The Supreme Court’s 5-4 decision Thursday blocking President Donald Trump‘s effort to end the Deferred Action for Childhood Arrivals program comes as colleges and universities face enrollment shortfalls because of shutdowns forced by the coronavirus pandemic, the need to reopen cautiously to avoid triggering new outbreaks, and students’ financial stresses.
Higher education groups have backed two bills that would extend protections for undocumented students known as “Dreamers.” A bipartisan Senate measure (S. 874) would provide a path to citizenship for undocumented individuals brought to the U.S. as children. House Democrats’ legislation (H.R. 6) passed last year would cover Dreamers as well as individuals approved for temporary protected status and deferred enforced departure, two programs for foreign nationals whose home countries are deemed unsafe because of wars or natural disasters programs for immigrants.
Lawmakers had used the pending court decision as an excuse for inaction on DACA youth, said Ted Mitchell, president of the American Council on Education.
“Today’s Supreme Court ruling is a needed and most welcome development, but it does not offer permanent legal protection,” he said.
Unanswered Questions on DACA
More than 450,000 undocumented students are enrolled at U.S. colleges and universities, a recent report found. Less than half of those are eligible for DACA, which applies to undocumented individuals brought to the U.S. as children before 2007.

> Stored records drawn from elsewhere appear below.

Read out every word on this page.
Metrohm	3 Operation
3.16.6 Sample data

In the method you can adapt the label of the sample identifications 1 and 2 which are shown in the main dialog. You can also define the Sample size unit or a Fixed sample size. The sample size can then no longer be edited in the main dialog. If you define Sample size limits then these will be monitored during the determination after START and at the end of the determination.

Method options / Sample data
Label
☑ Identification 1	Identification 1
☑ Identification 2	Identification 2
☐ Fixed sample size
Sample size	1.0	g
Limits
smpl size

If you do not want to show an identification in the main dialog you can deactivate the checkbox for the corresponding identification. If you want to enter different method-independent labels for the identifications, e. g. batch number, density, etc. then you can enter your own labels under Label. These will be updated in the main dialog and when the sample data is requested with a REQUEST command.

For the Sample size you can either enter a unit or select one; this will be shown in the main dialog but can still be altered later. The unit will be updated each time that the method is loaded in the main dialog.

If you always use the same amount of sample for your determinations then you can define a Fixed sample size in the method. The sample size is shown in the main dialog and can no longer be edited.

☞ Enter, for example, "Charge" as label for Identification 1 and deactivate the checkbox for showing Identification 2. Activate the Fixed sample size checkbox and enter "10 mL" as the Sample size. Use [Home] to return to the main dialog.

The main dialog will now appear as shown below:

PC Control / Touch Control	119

“For colleges, it means that their students are no longer at an immediate risk for deportation,” said Viviann Anguiano, associate director of higher education at the Center for American Progress. “It also means that they’ll have to continue to provide support for students, particularly those students who are not DACA recipients and who want to apply.”
A lower court ruling required the Trump administration to continue taking applications for renewal of DACA status. The Supreme Court ruling leaves unsettled whether the federal government must resume processing new DACA applications, Anguiano said.
Several current and former students at the City University of New York were co-plaintiffs in the case the court decided Thursday. The University of California, Berkeley, and Princeton University had also sued to overturn the Trump administration’s decision to end the DACA program.
Diana Betancourt, manager of the Undocumented Focused Program at the University of Washington Bothell, said receiving DACA status in her freshman year allowed her to work as an undergraduate, apply for state financial aid, and find a job immediately after graduating.
Betancourt has also created a foundation with her sisters to support other undocumented students attending college or vocational programs. The fight over DACA and immigration overhaul isn’t over, she said.
“Now that we have gotten over this hurdle, we can redirect our energy to continue pushing for comprehensive immigration reform,” she said.